Expert skills are no longer required to hold victims’ information hostage. Satan is the name of one service that automates the process by allowing users to specify the ransom amount, various multipliers and the actual creation of the ransom note, completely free of charge. At the end of the process, a user is left with a malicious .exe file that they can send to their victims.

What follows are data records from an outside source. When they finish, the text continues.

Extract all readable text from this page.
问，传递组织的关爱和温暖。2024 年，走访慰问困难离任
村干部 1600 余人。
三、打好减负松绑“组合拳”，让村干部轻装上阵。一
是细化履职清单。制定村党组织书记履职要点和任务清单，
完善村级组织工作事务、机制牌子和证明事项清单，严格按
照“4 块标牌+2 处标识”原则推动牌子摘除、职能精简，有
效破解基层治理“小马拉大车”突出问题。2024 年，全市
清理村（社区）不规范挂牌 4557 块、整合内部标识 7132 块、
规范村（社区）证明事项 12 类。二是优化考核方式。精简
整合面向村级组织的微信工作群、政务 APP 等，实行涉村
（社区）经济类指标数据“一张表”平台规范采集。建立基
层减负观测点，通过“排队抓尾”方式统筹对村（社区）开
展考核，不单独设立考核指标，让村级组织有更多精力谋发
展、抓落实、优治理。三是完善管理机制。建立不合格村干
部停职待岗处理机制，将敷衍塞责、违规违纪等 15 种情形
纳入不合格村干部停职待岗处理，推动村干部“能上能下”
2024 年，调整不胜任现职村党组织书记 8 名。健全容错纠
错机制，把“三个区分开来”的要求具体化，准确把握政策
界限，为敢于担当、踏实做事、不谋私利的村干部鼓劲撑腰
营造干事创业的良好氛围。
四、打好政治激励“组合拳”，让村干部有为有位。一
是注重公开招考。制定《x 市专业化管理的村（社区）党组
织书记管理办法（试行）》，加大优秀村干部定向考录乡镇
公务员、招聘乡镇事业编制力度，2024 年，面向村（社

Between the Darknet going mainstream, the U.S. government repealing certain privacy rules that prevent broadband providers from selling personal data, and the vulnerability of IoT devices, are you seeing data privacy becoming a bigger concern?
Data privacy is a big concern and it’s becoming bigger. The average user is unaware of their digital footprint, how large it is, and how far back it dates. Online privacy is a two-front battle. You have the service providers and the online services that have the ability to harvest data about individuals for marketing or law enforcement purposes. Then there are the criminals who hack these providers and services to either sell the data or target an individual directly.
In 2016, 117 million accounts from LinkedIn were leaked, 360 million from MySpace, 68 million from Tumblr and 127 million from Badoo. These leaks alone compromised over half a billion emails and usernames. This represents a gold mine for hackers who keep databases so they can conduct malicious activity.
Fraud has always been a big business for hackers. Ultimately, users must take steps to insure their own privacy from both providers and criminals. Users must understand how they connect to the Internet, which data they are comfortable disclosing, such as life events they share on social media. An individual might take steps to keep their image or location disclosed, but when a friend posts a tagged picture on Instagram with that individual in the background, this unintentional disclosure becomes data that can be used against that person.
Once an individual has a better understanding of what information they are exposing, they can incorporate VPN, security settings and become aware of their surroundings to prevent further information from being exposed.
Users should always be alert for phishing emails and should monitor credit and bank statements, keep their personal devices updated, create strong passwords and use two-factor authentications when possible. File sharing services should be disabled and always verify any company that you’re conducting business with. If personal data is stored on a personal computer, consider encrypted file storage and data backup. And never reuse passwords.